Plus que de vitesse de la science, parlons de vitesse de l’imagination ! A cause des caractéristiques des thérapies géniques, de leur complexité, du fait qu’elles sont loin de la sphère du quotidien des personnes et surtout qu’elles amènent l’idée que l’on pourrait modifier sans limites le corps humain, on a tendance à parler beaucoup plus de ce qu’il serait possible de faire éventuellement avec ces thérapies plutôt que parler de ce qu’il est possible de faire maintenant grâce à l’innovation pharmaceutique. Quand on regarde comment on parle de la thérapie génique depuis plusieurs années, les articles qui fonctionnent le mieux portent souvent sur des expériences en laboratoire comme CrispR-Cas-9 (les « ciseaux génétiques, NDLR), sur des travaux qui se font dans des pays qui font peur. Cela crée un imaginaire autour de cette thérapie alors qu’elle consiste aussi en des traitements qui ont des effets très concrets aujourd’hui et qui sont validés par des essais cliniques et très surveillés par les autorités réglementaires.

- Vous posez vous-même la question après ce sondage de savoir si les anti-vax d’aujourd’hui seront les opposants de demain aux thérapies géniques. Vous avez une réponse ?

Lorsque l’on regarde les personnes qui croient dans les théories du complot à propos des vaccins et celles qui sont très antagonistes vis-à-vis des thérapies géniques et de l’innovation thérapeutique en général, il y a une corrélation très forte des réponses. C’est un peu le signe d’un fossé qui se creuse entre ces deux positionnements, pro ou contre l’innovation thérapeutique. C’est assez dangereux parce que l’on se retrouve sur des choix presque politiques ou idéologiques plus que sur des choix rationnels.

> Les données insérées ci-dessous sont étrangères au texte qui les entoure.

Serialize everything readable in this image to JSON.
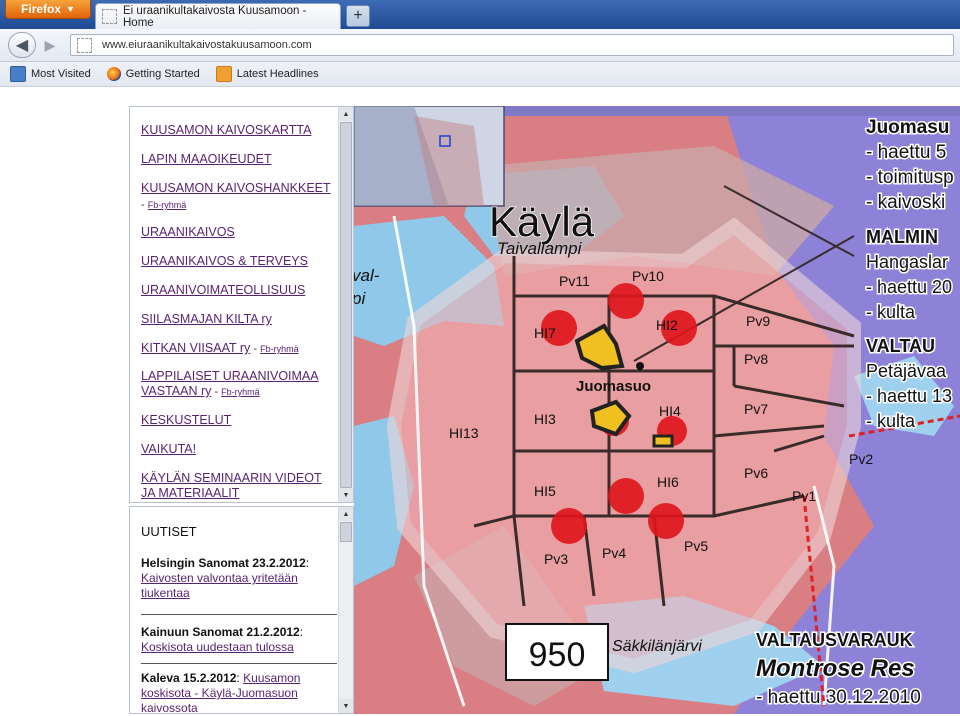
{
  "browser": {
    "menu_button": "Firefox",
    "tab_title": "Ei uraanikultakaivosta Kuusamoon - Home",
    "new_tab_symbol": "+",
    "url": "www.eiuraanikultakaivostakuusamoon.com",
    "bookmarks": [
      {
        "label": "Most Visited",
        "icon": "most-visited-icon"
      },
      {
        "label": "Getting Started",
        "icon": "firefox-icon"
      },
      {
        "label": "Latest Headlines",
        "icon": "rss-icon"
      }
    ]
  },
  "sidebar": {
    "menu": [
      {
        "label": "KUUSAMON KAIVOSKARTTA"
      },
      {
        "label": "LAPIN MAAOIKEUDET"
      },
      {
        "label": "KUUSAMON KAIVOSHANKKEET",
        "sub": "Fb-ryhmä"
      },
      {
        "label": "URAANIKAIVOS"
      },
      {
        "label": "URAANIKAIVOS & TERVEYS"
      },
      {
        "label": "URAANIVOIMATEOLLISUUS"
      },
      {
        "label": "SIILASMAJAN KILTA ry"
      },
      {
        "label": "KITKAN VIISAAT ry",
        "sub": "Fb-ryhmä"
      },
      {
        "label": "LAPPILAISET URAANIVOIMAA",
        "label2": "VASTAAN ry",
        "sub": "Fb-ryhmä"
      },
      {
        "label": "KESKUSTELUT"
      },
      {
        "label": "VAIKUTA!"
      },
      {
        "label": "KÄYLÄN SEMINAARIN VIDEOT",
        "label2": "JA MATERIAALIT"
      }
    ],
    "news_heading": "UUTISET",
    "news": [
      {
        "source": "Helsingin Sanomat 23.2.2012",
        "line1": "Kaivosten valvontaa yritetään",
        "line2": "tiukentaa"
      },
      {
        "source": "Kainuun Sanomat 21.2.2012",
        "line1": "Koskisota uudestaan tulossa"
      },
      {
        "source": "Kaleva 15.2.2012",
        "line1": "Kuusamon",
        "line2": "koskisota - Käylä-Juomasuon",
        "line3": "kaivossota"
      }
    ]
  },
  "map": {
    "place_title": "Käylä",
    "lake1": "Taivallampi",
    "town": "Juomasuo",
    "lake2": "Säkkilänjärvi",
    "edge_label": "val-",
    "edge_label2": "pi",
    "number_box": "950",
    "claims": [
      "Pv11",
      "Pv10",
      "HI7",
      "HI2",
      "Pv9",
      "Pv8",
      "HI3",
      "HI4",
      "Pv7",
      "HI13",
      "Pv6",
      "Pv2",
      "HI5",
      "HI6",
      "Pv1",
      "Pv3",
      "Pv4",
      "Pv5"
    ],
    "legend_top": [
      "Juomasu",
      "- haettu 5",
      "- toimitusp",
      "- kaivoski"
    ],
    "legend_mid": [
      "MALMIN",
      "Hangaslar",
      "- haettu 20",
      "- kulta"
    ],
    "legend_mid2": [
      "VALTAU",
      "Petäjävaa",
      "- haettu 13",
      "- kulta"
    ],
    "legend_bottom": [
      "VALTAUSVARAUK",
      "Montrose Res",
      "- haettu 30.12.2010"
    ]
  }
}
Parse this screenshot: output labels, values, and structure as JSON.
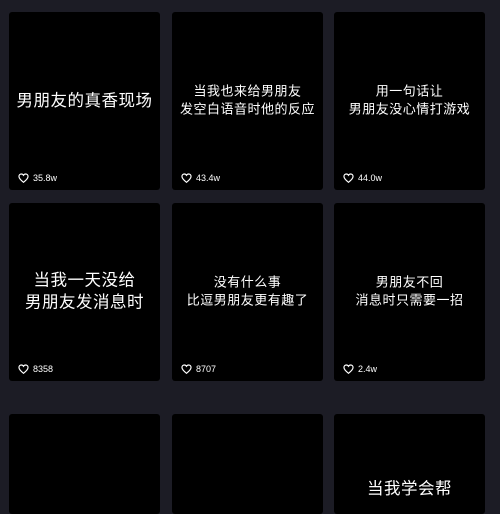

Il n’y a pas de lien de causalité révélé par l’étude parce que l’on n’avait pas de chiffres avant, mais la crise Covid a eu un effet moteur sur deux points. D’abord un biais de confirmation pour ceux qui avaient déjà une opinion négative envers les vaccins et les innovations thérapeutiques et qui se sont dit « regardez tous ces effets indésirables, c’est bien qu’ils représentent un danger ». Et surtout, ce qui a été assez incroyable avec ce que l’on a vécu, c’est que l’ensemble de la population a été « forcée » de prendre position sur les vaccins. C’est devenu un débat omniprésent dans les familles, les groupes d’amis, et cela a fait entrer beaucoup de personnes qui n’avaient pas forcément une opinion dans une dynamique où il fallait choisir son camp. Et on peut craindre qu’à partir de cela il y ait une sédimentation des opinions.

- Cette sédimentation peut-elle être renforcée par les contraintes imposées par les pouvoirs publics, comme le pass sanitaire ?

Ce qui est certain, et c’est un des points que l’on peut souligner face aux résultats de notre étude, c’est qu’il ne faut pas confondre le taux de vaccination actuel avec une adhésion aux vaccins ! C’est ce que certains ont eu tendance à faire, mais en réalité la situation est beaucoup plus complexe. C’est en raison du pass sanitaire que l’on a ce taux de vaccination mais cela veut dire aussi que beaucoup se sont fait vacciner en traînant les pieds voire en étant au fond d’eux contre ces vaccins.

- Votre étude montre-t-elle que la France ne serait plus un terrain favorable pour les acteurs de l’innovation thérapeutique ?

Actuellement les responsables politiques en place sont plutôt favorables à l’accès à l’innovation. Mais si jamais demain nous sommes face à une population qui est majoritairement méfiante vis-à-vis de ces innovations, est-ce que ces sujets auront toujours la même priorité ? Comme on le voit aux Etats-Unis, on peut se retrouver à terme face à des parlementaires élus sur une base idéologique anti-science ou anti-innovation pharmaceutique. Et au moment du choix par les biotechs du lieu où elles s’établissent ou lancent leurs produits, elles pourraient légitimement se poser la question de savoir si la France est bien le pays où leur activité sera plus facile. On ne peut évidemment pas juger de l’attractivité de la France sur notre seule étude, mais celle-ci est une pierre du côté d’un risque dans ce domaine.

Cette étude a été réalisée par le département d’étude d’APCO Worldwide en partenariat avec la plateforme de recherche Dynata au troisième trimestre 2021 sur un échantillon de 1000 personnes âgées de plus de 18 ans, représentatif de la population française.